Warwick Davis! Again!

Davis had his own reality series for a while, and has a double-secret role in the British war drama Star Wars: The Force Awakens. I don’t think he’s in the hot new trailer, but perhaps we should watch it twelve more times just to make sure.

* William Hootkins! The man, the myth, the legend: Jek Porkins, ace X-Wing pilot. He popped up in dozens of roles before he passed away in 2005.

Full disclosure: this was one of two stars whose autographs we didn’t get. But we couldn’t just walk past and refuse to commemorate him.

* John Hollis! Best known as Lando’s sidekick Lobot, he was also a Kryptonian elder in the first two Superman films, and a guest star on assorted BBC genre shows such as Doctor Who, The Avengers, and Blake’s 7. Hollis passed away in 2005, five days before William Hootkins did the same.

Full disclosure: we didn’t get his autograph, either. But here he is in our archives anyway.

* Mary Oyaya!
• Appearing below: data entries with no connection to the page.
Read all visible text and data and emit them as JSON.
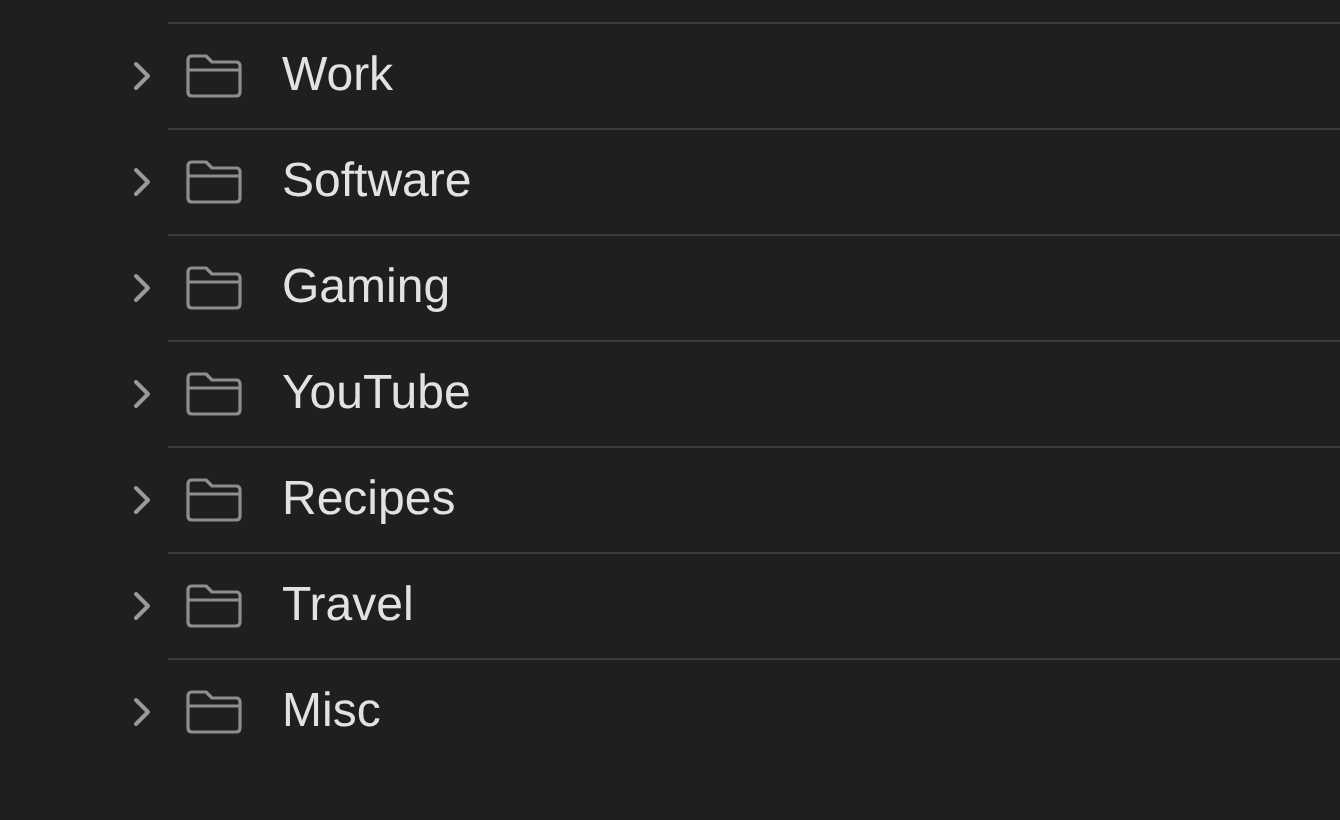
{
  "folders": [
    {
      "name": "Work",
      "expanded": false
    },
    {
      "name": "Software",
      "expanded": false
    },
    {
      "name": "Gaming",
      "expanded": false
    },
    {
      "name": "YouTube",
      "expanded": false
    },
    {
      "name": "Recipes",
      "expanded": false
    },
    {
      "name": "Travel",
      "expanded": false
    },
    {
      "name": "Misc",
      "expanded": false
    }
  ]
}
Better known as Luminara Unduli, one of the Jedi Masters in Episodes II and III who had no lines. Today she lives and performs in Australia, but her IMDb page curiously remains an unfinished work.

Mary Oyaya!

* Nalini Krishan! She spent a few moments as Luminara’a padawan, Barriss Offee. Krishan recently relocated to L.A. and is plotting her next career move.

Nalini Krishan!

* One of our favorites of the bunch: puppeteer Tim Rose, one of the guys behind the Admiral Ackbar. He was a very nice man whose wife accompanied him and with whom we had a very nice chat. She showed us an old, old Ackbar figure she picked up from one of the dealers, who gave her a nice discount upon learning that she was Mrs. Ackbar.
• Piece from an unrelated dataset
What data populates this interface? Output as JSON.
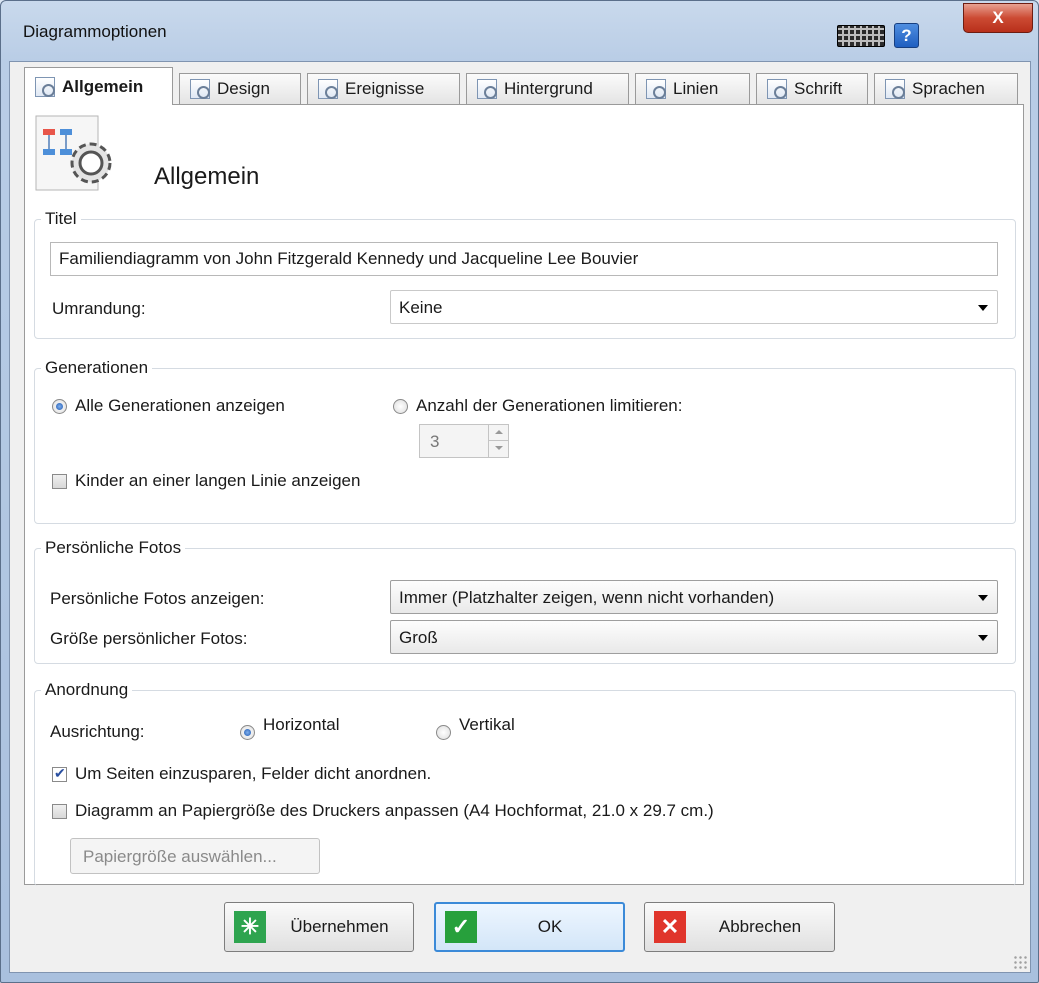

He signed my photo, “Run, Randy, it’s a trap!” which, if you’re an Ackbar fan like me, and you’ve seen all his scenes in ROTJ and know his lines, was not unlike a dream come true.

Rose’s official website confirms he’s signing at Star Wars Celebration Anaheim this weekend.

* For our last autograph ticket, we narrowed down our choices to two: the youngsters playing Uncle Owen and Aunt Beru for a single scene of dialogue in Attack of the Clones and one wordless moment at the end of Revenge of the Sith. We could meet the completely unknown Bonnie Piesse or the completely unknown Joel Edgerton.

The winner.

Bonnie Piesse had us at “Hello”, which was literally her only line in the entire Prequel Trilogy. Her official site indicates she’s done some Australian TV and occasional gigs as a singer/songwriter. We must confess we do not have a photo of Joel Edgerton, prominent costar of Warrior, Exodus: Gods and Kings, The Great Gatsby, Zero Dark Thirty…



Regardless…

We had a blast chatting with these interesting folks, as well as getting their autographs and taking photos with the ones who didn’t care if it was forbidden or not. This sort of pleasant interaction was far better than we ever could have hoped for with the Major Celebrities.

Fun was officially had. After the fan films and the Dark Horse panel, it all ended far too soon. We left downtown, dropped off our rolls of film at Target to have them developed, drove home and collapsed into happy, strung-out heaps.

Three years later, we did something like it all over again.

(P.S.: Seen the new trailer for The Force Awakens? It’s rather nifty.)